Kirsty, whose baby daughter Lyliath is now eight-months-old, explained: “My doctor said that Pilates would be good for helping the stomach muscles to knit together.”

Jana, who trained in fitness techniques six year ago, says Pilates is ideal for women who have had babies. “They can start Pilates once they’ve had their six-week check up after delivery.

“Pilates is great for getting the core muscles back into shape before someone resumes more strenuous exercise and for women whose abdominal muscles have split during pregnancy,” she said.

“When a woman is pregnant and breastfeeding, the hormones relax the joints and muscles, which makes it quite dangerous to start exercising and doing the wrong things like sit-ups. I meet a lot of mums with bad backs.

“Pilates works the lower, deepest abdominal muscles, working from the inside out, and gets them switched back on before exercising,” added Jana.
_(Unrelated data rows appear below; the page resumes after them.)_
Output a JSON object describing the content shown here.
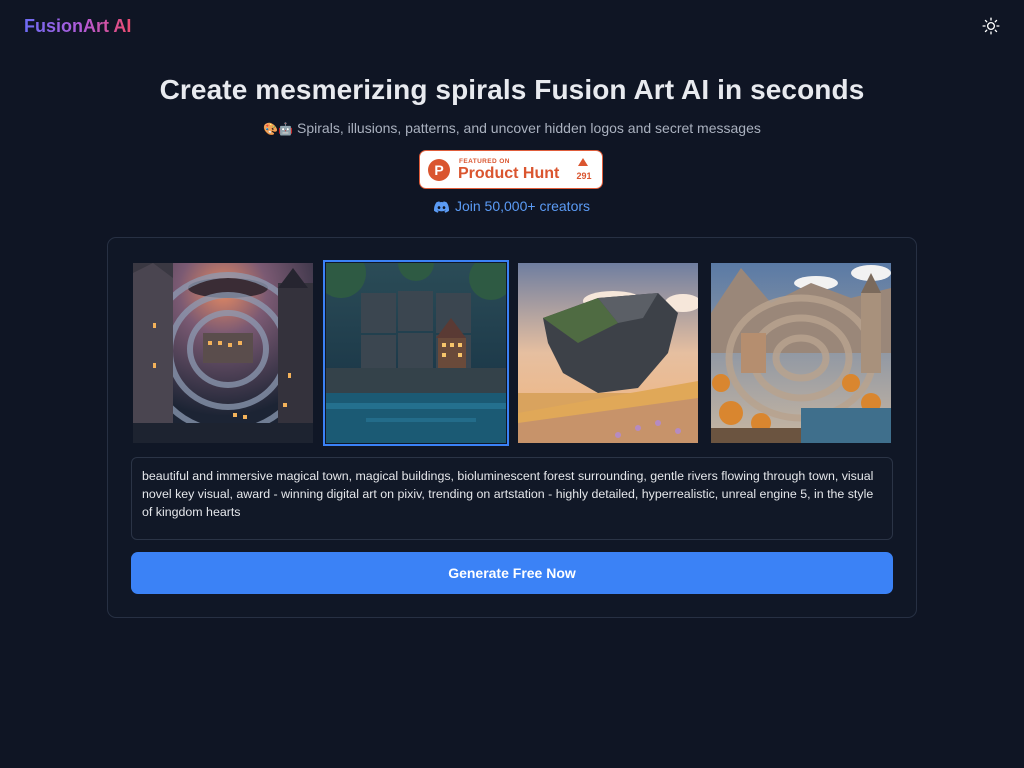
{
  "header": {
    "logo_text": "FusionArt AI",
    "theme_toggle_icon": "sun-icon"
  },
  "hero": {
    "title": "Create mesmerizing spirals Fusion Art AI in seconds",
    "subtitle_emoji": "🎨🤖",
    "subtitle": "Spirals, illusions, patterns, and uncover hidden logos and secret messages"
  },
  "product_hunt": {
    "featured_label": "FEATURED ON",
    "name": "Product Hunt",
    "logo_letter": "P",
    "upvotes": "291",
    "color": "#da552f"
  },
  "community": {
    "icon": "discord-icon",
    "label": "Join 50,000+ creators"
  },
  "gallery": {
    "selected_index": 1,
    "items": [
      {
        "name": "spiral-castle-town"
      },
      {
        "name": "magical-town-bioluminescent-forest"
      },
      {
        "name": "floating-rock-island"
      },
      {
        "name": "spiral-autumn-village"
      }
    ]
  },
  "prompt": {
    "value": "beautiful and immersive magical town, magical buildings, bioluminescent forest surrounding, gentle rivers flowing through town, visual novel key visual, award - winning digital art on pixiv, trending on artstation - highly detailed, hyperrealistic, unreal engine 5, in the style of kingdom hearts"
  },
  "actions": {
    "generate_label": "Generate Free Now"
  },
  "colors": {
    "background": "#0f1524",
    "accent": "#3b82f6",
    "link": "#5b9bf5"
  }
}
Strengthening the core muscles is the key to regaining a really flat tummy, says Jana. Without firming the core muscles it is, in fact, impossible to get rid of ‘jelly belly.’

Anna says she has already discovered this for herself. “I could do hundreds of sit ups and nothing changed, “ she said. “But the Pilates has made a difference already.”

Suzanne Hindle from Scammonden, attends the classes with her seven-month-old son Daniel, her fourth child.

She said: “After having four children, three in three years, I felt I needed some help. I have really noticed the difference.”

Up to 25% of UK births are now Caesarian sections, which can leave women feeling anxious about resuming exercise.

Melanie, of Golcar, had little Lucia by C section, and says she waited six months before seeking out an exercise class.

While Jana believes that most women know when they’re ready – and everyone is different – she says that Melanie could have started Pilates anything from 12 weeks after delivery – and there’s no set time after which women can resume more strenuous exercise.

“I’d say that once someone has firmed up they can go back to their aerobics classes and do what they want, but it’s vital to get the core muscles working properly first.

“Don’t go straight into doing sit-ups immediately after having a baby,” she said.

l More information on post-natal Pilates is available from

l Jana is holding a charity work-out, including Pilates, on Saturday, October 23, at the Longwood Mechanics Hall. The marathon of exercise classes, to which all are welcome, will raise funds for the Cancer Research Charity’s work into breast cancer.

During pregnancy the ligaments of the whole body soften due to the action of hormones. This allows the bones of the pelvis to separate slightly during the delivery to facilitate the passage of the baby’s head through the pelvis. Unfortunately this softening affects the whole body and makes it more vulnerable to strain during pregnancy and after delivery.

Women’s bodies are designed to store fat during pregnancy and breastfeeding in order to protect the baby. This means that after delivery women have a slower metabolism and a tendency to gain weight more easily. However, dieting may be counterproductive as the body’s famine mechanism is already switched on – leading to more efficient use of less and less food.

Around half of all women complain of having a bad back during or after pregnancy. This is because the core muscles supporting the back are stretched and weakened. A Caesarian section may actually damage these muscles further.